Compact SUVs are a very big business at present and there is huge competition among the segment’s contenders. At the moment it appears that the reigning champion for the last few years has been the Nissan Qashqai and cars like the Mazda CX-5 are gaining popularity too. In the higher end of the segment the BMW X3 and the Audi Q5 are nipping away at each-other’s customers. However, one that seems to be often overlooked is the Volvo XC60. One of the reasons for it being overlooked could be to do with the fact that it has remained relatively unchanged for seven years now, but even with its age the vehicle still holds relevance.
Our test model was fitted with a 2.0 litre turbo diesel engine that offers 150 PS. This power is mated to a six-speed manual gearbox. This engine offers a maximum torque of 350Nm. The car really feels the horses at play when the foot is down and on occasion the engine struggled to get traction. This was mostly evident when changing from first to second gear. We also noticed that the vehicle was a little sluggish when accelerating from 100 to 120 km/h. Other engines include the D4 that offers 190 PS and the D5 that offers 220 PS. Both of these engine choices can be mated to four-wheel drive. The D3 engine has front wheel drive.

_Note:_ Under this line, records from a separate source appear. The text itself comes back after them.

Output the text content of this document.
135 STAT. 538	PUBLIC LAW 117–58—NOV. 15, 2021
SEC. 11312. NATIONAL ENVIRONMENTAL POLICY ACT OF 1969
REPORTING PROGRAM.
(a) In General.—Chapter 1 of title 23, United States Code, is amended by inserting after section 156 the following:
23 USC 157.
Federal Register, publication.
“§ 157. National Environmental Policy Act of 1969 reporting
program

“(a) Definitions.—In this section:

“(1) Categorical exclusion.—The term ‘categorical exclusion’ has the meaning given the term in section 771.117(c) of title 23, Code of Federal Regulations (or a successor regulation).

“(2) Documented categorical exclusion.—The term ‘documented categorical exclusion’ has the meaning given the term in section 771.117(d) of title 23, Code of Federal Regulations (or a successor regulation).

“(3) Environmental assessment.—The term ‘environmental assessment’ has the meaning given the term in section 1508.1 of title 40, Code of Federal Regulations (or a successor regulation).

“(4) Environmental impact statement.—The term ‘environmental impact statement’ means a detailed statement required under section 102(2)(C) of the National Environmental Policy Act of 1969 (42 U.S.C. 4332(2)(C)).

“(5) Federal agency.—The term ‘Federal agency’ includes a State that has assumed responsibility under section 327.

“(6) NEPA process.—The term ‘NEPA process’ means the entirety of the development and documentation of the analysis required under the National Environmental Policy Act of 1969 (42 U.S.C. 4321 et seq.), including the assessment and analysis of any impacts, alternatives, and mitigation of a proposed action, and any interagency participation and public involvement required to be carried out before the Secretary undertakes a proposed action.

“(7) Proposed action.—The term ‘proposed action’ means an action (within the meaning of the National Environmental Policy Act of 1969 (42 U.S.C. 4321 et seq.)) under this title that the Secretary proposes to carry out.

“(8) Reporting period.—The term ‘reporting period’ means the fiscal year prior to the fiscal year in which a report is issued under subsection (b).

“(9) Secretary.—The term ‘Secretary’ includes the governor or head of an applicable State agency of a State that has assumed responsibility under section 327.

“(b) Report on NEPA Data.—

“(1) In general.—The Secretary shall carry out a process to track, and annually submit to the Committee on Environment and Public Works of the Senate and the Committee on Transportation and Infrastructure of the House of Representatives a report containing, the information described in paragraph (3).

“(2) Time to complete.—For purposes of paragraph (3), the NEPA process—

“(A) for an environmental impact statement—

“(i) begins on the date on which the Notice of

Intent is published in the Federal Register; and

The XC60 suffers from body roll in the same way as the XC90 and the only way to avoid it is to take corners very slowly. The steering can be vague too. Apart from that the ride is smooth in the XC60 and the car hugs the road nicely. This compact SUV also does a good job of soaking up bumps and bruises in the road. We did not test drive the all-wheel drive version which is available with the other engines.
The XC60 is nicely padded from road noise and it deals well with wind noise too. The diesel engine we tested was quiet.
The interior is presented excellently and there is a high quality feel in the cabin. The model we were driving had leather seats which are optional but pricey at €1,492. These same seats are extremely comfortable. The infotainment system looks dated and is presented in the same way that the old Ford SYNC was. There are plenty of buttons and the system can be complicated. The new XC90 shows us where Volvo will be going with their infotainment offerings into the future.
Unsurprisingly the Volvo XC60 received a full five stars in the Euro NCAP. It scored 94% for adult occupancy, 79% for child occupancy, 48% for pedestrian safety and 86% for safety assistance systems. The car comes with a myriad of safety systems as well as a selection of airbags to the front and rear.
Head and leg room to the rear is excellent and there wouldn’t be much problems in getting three adults in there. However for maximum comfort we’d limit the rear to two adults. For children this area is great too and because the rear doors open so widely it is simple getting child seats and children in there. The boot offers 495 litres and with the back seats down this amounts to 1,495 litres. The front cabin is spacious too. The XC60 can also be used for towing and we are told that it will carry a maximum load of 1,500 kg.